Repenser le leadership interculturel : explorer ses zones d’ombre pour mieux diriger
On ne devient pas un leader interculturel en reproduisant son propre modèle. Diriger à travers les cultures, c’est tout sauf appliquer un manuel de management universel. Cela demande de la curiosité, de l’écoute, mais aussi et surtout une bonne dose d’introspection. Car un leadership inclusif ne repose pas seulement sur des politiques de diversité ou des quotas : il exige de comprendre qui l’on est, où l’on se trompe, et comment évoluer quand le contexte nous échappe.
Inclusion : les entreprises françaises doivent passer de l’intention à l’action
En France, les entreprises se veulent de plus en plus inclusives. Pourtant, la réalité reste contrastée :
• 71 % déclarent avoir un budget pour la diversité, l’équité et l’inclusion (DEI), mais seules 16 % considèrent ce sujet comme stratégique (Workday).
• 68 % des salariés jugent leur entreprise « engagée », mais pointent un décalage entre les mots et les actes (Gymnase du Management).
• Et dans le CAC 40, à peine 6,25 % des PDG sont des femmes (Banque de France).
Autrement dit, beaucoup d’intentions mais peu d’intégration réelle. Et dans un contexte interculturel, les bonnes intentions sans structure solide peuvent vite se retourner contre soi. Car lorsqu’on mélange les cultures, l’ambiguïté s’amplifie : un simple malentendu dans une équipe homogène peut se transformer en exclusion perçue dans une équipe diverse.

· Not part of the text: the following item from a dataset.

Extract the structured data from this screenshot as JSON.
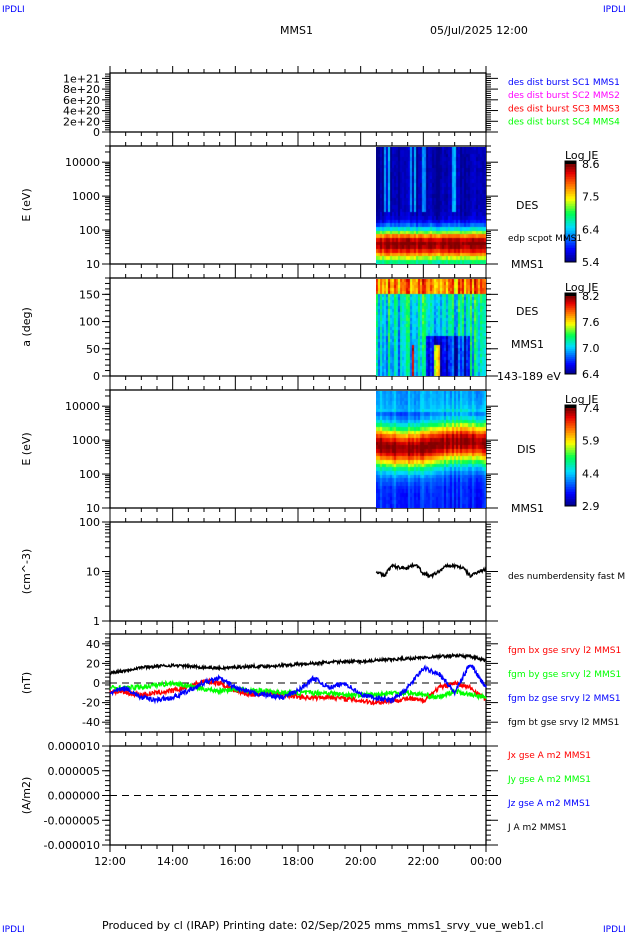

La personnalité, levier caché du leadership interculturel
La culture influence, bien sûr. Mais c’est la personnalité du leader qui détermine sa capacité à naviguer entre ces cultures. Autrement dit, ce sont ses forces et ses failles qui feront la différence.
1. Le “côté lumineux” : le socle du leadership
Les dirigeants ouverts, stables émotionnellement et bienveillants savent écouter, s’adapter et donner de la place à d’autres points de vue. Ces qualités sont précieuses mais elles ne suffisent pas toujours quand la complexité culturelle s’invite à la table.
2. Le “côté obscur” : les angles morts à apprivoiser
Chaque leader a ses saboteurs : arrogance, besoin de contrôle, méfiance, ou tendance au retrait. Dans un cadre familier, ces traits peuvent passer pour de simples habitudes. Mais dans une équipe multiculturelle, ils peuvent devenir des obstacles. Un perfectionniste issu d’une culture très hiérarchisée peut freiner la créativité d’une équipe plus libre et un dirigeant qui se replie sous la pression peut cesser de communiquer, laissant ses collaborateurs dans le flou.
Plus les signaux culturels sont ambigus, plus ces zones d’ombre s’expriment. Souvent sans même que le leader s’en rende compte.
3. L’art de la flexibilité : une compétence-clé du leader moderne
L’enjeu n’est pas d’effacer sa personnalité mais de développer une capacité d’adaptation consciente : savoir reconnaître quand son « mode par défaut » devient inadapté et apprendre à ajuster. Cette capacité d’adaptation s’apprend, comme un muscle qu’on entraîne.
Voici trois leviers concrets pour y parvenir :
1. Croiser les regards : combiner une lecture culturelle (comment je perçois les autres) et une lecture personnelle (comment je me comporte face à la différence).
2. Clarifier les codes : rendre explicites les règles implicites. Par exemple : « Si je parais trop direct, dis-le-moi » ou « reformulons quand le silence s’installe ».
3. Pratiquer les micro-ajustements : apprendre, par le coaching ou la mise en situation, à moduler son ton, vérifier ses hypothèses, oser demander du feedback.
C’est dans ces petits gestes que se construit un leadership interculturel solide.
Ce n’est pas la “meilleure personnalité” qui gagne, mais celle qui s’adapte le mieux. Pour les dirigeants français, cela signifie lier inclusion et performance plutôt que communication, explorer ses zones d’ombre via des échanges entre pairs ou un accompagnement personnalisé et faire de l’inclusion un sujet de gouvernance, pas uniquement RH.
Les formations “clé en main” ne suffisent plus. Les leaders qui feront la différence demain seront ceux qui auront compris que diriger à travers les cultures, c’est d’abord se connaître soi-même.